Last month we wrote about teacher preparation and what colleges may consider doing in an effort to better prepare teachers for the workforce. This blog entry examines options for districts to explore through an explanation of the orientation that takes place in our district.
A formal orientation began 12 years ago, due to an influx in new hires. New staff orientation is four days in length and includes a plethora of meetings, trainings, and activities to familiarize the teachers with the history of the district, its policies, initiatives, and practices. It has proven to be an effective approach to getting new teachers on level playing ground as those who have been teaching in the district for three or more years. Below is a brief explanation of what occurs on each day of orientation.
Day One: Historical and Philosophical Lessons
The day begins with a room full of nervous teachers welcoming each other with shy voices and shaky hands. The Superintendent, Assistant Superintendent of Instuction (ASI), and Assistant Superintendent of Human Resources (ASHR), make the first introductions and attempt to learn the new employees’ names through an ice-breaker. This lightens the mood a bit, as the teachers have to come up with a unique way for the central office administrators to recall their names. The stories they share behind their choices allows them to laugh a bit. This is where the bond begins to develop.
Following the introductions, the ASI provides some history about the district and presents some basic instructional philosophy, which centers around the district’s mission statement, “Educate for Personal Excellence.” This presentation is followed by a tour of the district, where central office administrators and the new staff members hop on and off a school bus and are provided with more information about the district and a walking tour of each of the five elementary schools, and the middle and high school. Lunch follows the tour, which allows the teachers time to talk with one another. The afternoon session includes time with the Superintendent who explains the district’s philosophy, as well as some current research in education, more thoroughly.
Day Two: Classroom Expectations
After a full day of learning and socializing as a group, the new hires are more relaxed upon entering the conference room on day two of orientation.

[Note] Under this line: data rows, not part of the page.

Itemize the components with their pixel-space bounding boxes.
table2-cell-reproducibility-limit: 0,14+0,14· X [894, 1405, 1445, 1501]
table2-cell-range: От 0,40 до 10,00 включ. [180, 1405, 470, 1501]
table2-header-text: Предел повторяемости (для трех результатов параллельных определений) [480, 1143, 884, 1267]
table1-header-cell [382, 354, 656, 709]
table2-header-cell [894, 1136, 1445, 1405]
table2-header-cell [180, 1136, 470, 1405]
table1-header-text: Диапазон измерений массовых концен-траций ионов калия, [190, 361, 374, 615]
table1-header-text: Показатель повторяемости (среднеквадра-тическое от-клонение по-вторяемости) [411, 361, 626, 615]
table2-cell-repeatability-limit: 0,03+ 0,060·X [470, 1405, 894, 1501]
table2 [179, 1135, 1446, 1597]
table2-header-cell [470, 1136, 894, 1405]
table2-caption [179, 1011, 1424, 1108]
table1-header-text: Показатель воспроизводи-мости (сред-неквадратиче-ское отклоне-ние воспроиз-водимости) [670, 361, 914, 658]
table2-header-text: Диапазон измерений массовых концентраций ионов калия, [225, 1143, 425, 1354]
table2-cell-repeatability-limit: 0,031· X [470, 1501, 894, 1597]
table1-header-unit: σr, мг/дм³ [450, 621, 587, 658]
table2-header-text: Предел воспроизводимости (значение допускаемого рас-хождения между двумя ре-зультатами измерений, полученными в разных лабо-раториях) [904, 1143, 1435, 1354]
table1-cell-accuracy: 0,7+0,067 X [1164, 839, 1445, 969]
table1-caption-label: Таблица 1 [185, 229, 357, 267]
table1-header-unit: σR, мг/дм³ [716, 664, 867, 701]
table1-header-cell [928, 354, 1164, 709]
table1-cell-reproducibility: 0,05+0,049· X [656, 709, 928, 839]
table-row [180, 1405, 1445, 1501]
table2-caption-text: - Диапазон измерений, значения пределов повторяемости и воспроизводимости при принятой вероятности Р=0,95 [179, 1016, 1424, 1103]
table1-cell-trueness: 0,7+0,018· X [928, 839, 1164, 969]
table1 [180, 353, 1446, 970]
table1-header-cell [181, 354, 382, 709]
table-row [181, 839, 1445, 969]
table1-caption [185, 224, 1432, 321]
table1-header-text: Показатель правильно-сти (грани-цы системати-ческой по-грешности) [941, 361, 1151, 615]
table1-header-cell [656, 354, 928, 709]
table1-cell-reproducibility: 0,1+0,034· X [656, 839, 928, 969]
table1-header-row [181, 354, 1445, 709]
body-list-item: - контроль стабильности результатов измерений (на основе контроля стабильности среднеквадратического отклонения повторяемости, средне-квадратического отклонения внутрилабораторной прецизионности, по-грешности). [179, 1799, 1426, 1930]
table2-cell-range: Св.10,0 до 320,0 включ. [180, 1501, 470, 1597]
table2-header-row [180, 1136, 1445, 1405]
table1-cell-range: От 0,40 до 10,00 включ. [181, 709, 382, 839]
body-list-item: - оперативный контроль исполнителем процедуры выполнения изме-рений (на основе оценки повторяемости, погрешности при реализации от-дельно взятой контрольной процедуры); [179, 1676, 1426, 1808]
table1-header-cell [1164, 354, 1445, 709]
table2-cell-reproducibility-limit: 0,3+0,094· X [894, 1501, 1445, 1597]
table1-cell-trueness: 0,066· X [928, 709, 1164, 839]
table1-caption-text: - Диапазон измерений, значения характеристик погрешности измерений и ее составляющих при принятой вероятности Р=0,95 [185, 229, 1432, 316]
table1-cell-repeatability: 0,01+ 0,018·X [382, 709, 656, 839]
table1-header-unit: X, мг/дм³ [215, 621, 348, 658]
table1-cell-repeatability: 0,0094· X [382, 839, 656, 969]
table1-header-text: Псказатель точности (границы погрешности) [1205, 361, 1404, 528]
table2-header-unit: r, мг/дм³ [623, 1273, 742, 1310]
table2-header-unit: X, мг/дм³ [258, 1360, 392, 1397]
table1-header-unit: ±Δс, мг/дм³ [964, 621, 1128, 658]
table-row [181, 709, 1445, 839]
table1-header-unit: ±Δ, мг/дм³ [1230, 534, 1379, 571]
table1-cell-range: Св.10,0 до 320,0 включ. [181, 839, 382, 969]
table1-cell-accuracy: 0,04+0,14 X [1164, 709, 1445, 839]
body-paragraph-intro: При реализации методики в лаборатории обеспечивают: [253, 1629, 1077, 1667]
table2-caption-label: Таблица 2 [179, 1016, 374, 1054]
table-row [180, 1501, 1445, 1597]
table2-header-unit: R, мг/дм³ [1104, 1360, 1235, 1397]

They spend the morning with the ASI and ASHR who introduce them to the the goal setting model practiced in the district: Danielson Model. Teachers become familiar with the four domains of the model, the components within each domain, and learn about the areas of focus they are responsible for accomplishing throughout their probationary years. The activities used throughout the morning help the teachers understand the four domains and how they apply to both the district’s goal setting and observation model.
In addition to learning about the Danielson model, the teachers are informed about the special education department and the variety of services offered at each of the grade levels (elementary, middle school, high school). An explanation of the inclusion co-teaching model, push-in/pull-out and resource room services are also discussed. Naturally, this conversation leads to information about RTI and differentiations.
Instead of having lunch as a whole group on this day, teachers report to their individual buildings for a working lunch with their building administrators. This time is spent answering questions about some of the information teachers learned, as well as building level policies, of which teachers need to be made aware. Many teachers ask for another tour of the building so they can learn the layout, and, for some, they are given the key to their classrooms.
Day Three: James’ Tech Showcase Showdown!
The third day can be one of the most exciting and intimidating day for new teachers. James spends the entire day introducing and reviewing all of the Web based instructional software, as well as databases related to curriculum mapping, professional development and our student management system. He also explains NYS data, how the district handles the administration of state exams, and the dissemination of data. Without a doubt, this is one of the most informative days for the teachers, and their reactions are generally all the same: 1) they cannot believe all the resources the district has in terms of technology, 2) they are stunned by the amount of data the district collects and the tools they have to help them analyze it, and 3) they think James Yap is one of the most intelligent and patient men to ever walk the Earth! They know, almost immediately upon meeting him, that they can and will learn how to use technology for instructional and planning purposes, and that they can access his help at any time.
Day Four: The Nitty Gritty
The teachers’ union spends a good portion of the morning with the new staff on the morning of the fourth day. They review their expectations of the teachers and reinforce the district’s policies. The time with the union allows teachers to ask questions about things they may be less likely to ask administrators. It is a good opportunity for them to continue to bond with each other and other teachers, as well. Following the union, the ASHR and her staff spend time reviewing benefits and make sure the staff are signed up for what they would like. Teachers return to their individual buildings later in the day and spend time preparing for opening day.
Day four ends with an evening out to dinner with all the administrators from central office and each school building. Union representatives are also in attendance, as are Board of Education (BOE) members. The evening includes brief introductions to the new staff by the Superintendent, ASHR, President of the BOE, Union President, and each building principal. New teachers sit among their colleagues and administrators in a non-threatening, social environment, where they share stories from the week and talk about anything from their favorite TV shows to what high school sport they played. And, unlike the tense and nervous energy upon first introductions, the room buzzes with excitement and anticipation of starting the school year.
Though brief, we hope that the information we shared has sparked some interest in starting an orientation program at your district or some new ideas to add to one you already have. We are always interested in feedback and invite you to share your practices or make suggestions that could enhance our district’s orientation.